Developed markets, awash with liquidity, continued to do well in 2021. However, the Omicron variant diminished year-end risk appetite. Two developments that gave investors cause for concern were:
- Global supply chain challenges, which came to a head in the third quarter.
- Increasingly hawkish US monetary policy. The tightness seen in the physical goods markets sent goods inflation sharply higher throughout 2021. As inflationary pressures built up, the debate over whether inflation was transitory – or more persistent – raged on.
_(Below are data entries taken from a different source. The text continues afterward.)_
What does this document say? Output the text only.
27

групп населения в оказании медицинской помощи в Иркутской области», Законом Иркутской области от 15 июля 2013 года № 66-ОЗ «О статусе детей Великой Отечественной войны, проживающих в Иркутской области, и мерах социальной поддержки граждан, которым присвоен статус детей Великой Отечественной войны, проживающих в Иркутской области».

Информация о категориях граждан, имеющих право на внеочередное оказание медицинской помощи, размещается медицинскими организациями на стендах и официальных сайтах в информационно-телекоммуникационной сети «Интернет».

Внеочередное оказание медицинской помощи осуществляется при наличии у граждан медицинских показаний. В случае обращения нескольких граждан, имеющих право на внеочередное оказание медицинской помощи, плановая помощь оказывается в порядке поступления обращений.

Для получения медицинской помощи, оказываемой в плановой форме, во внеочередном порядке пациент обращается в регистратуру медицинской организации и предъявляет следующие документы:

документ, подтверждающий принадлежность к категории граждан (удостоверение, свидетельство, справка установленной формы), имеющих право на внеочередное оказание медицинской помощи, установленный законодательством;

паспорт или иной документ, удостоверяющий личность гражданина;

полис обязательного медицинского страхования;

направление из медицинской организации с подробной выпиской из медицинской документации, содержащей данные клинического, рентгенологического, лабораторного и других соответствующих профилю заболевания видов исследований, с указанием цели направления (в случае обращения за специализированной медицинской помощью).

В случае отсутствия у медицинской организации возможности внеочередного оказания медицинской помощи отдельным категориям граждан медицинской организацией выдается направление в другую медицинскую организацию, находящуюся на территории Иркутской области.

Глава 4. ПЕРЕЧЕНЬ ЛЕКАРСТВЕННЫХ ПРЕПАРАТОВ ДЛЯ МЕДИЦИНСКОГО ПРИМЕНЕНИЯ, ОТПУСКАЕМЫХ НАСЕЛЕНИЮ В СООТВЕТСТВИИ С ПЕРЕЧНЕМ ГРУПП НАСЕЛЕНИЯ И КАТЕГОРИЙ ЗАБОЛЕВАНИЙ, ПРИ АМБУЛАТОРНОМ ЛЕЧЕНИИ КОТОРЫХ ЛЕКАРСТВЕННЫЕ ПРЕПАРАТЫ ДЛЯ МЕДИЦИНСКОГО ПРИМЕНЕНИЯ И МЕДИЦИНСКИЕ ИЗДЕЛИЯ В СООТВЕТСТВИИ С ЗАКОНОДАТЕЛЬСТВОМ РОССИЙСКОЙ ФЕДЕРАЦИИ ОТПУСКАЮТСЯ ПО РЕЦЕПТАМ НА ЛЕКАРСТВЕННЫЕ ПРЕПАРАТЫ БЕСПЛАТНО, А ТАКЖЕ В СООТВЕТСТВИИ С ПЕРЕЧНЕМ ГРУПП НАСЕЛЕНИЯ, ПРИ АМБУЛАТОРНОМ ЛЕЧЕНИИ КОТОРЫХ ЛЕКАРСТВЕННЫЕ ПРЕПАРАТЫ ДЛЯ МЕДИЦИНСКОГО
Regardless of this debate, monetary policy began to tighten and is expected to continue to tighten in 2022.
Back to Local shores…
- CPI: 5.88%
- SA GDP Growth: 5.20%
- The rand weakened by 7.97% against the USD and 7.12% against the GBP. The Rand started 2021 well but lost a lot of appeal with the news of the Omicron variant and its erroneous link to South Africa.
- The SARB raised interest rates by 25bps.
The South African economic rebound in 2021 was better than expected, buoyed by strong commodity demand and a robust agricultural sector, with the current account recording its strongest surplus in decades.
Coming off the back of 2020 (not a positive year for global markets), 2021 looked good. Year-on-year growth rates of most growth assets showed healthy gains. However, it is important to understand that 2021 came off the low base of 2020 and the year ahead may not produce the same level of returns.
Interest rates are expected to rise from current levels in 2022. How high they go may depend on the path of inflation.
Expect some volatility in financial markets this year.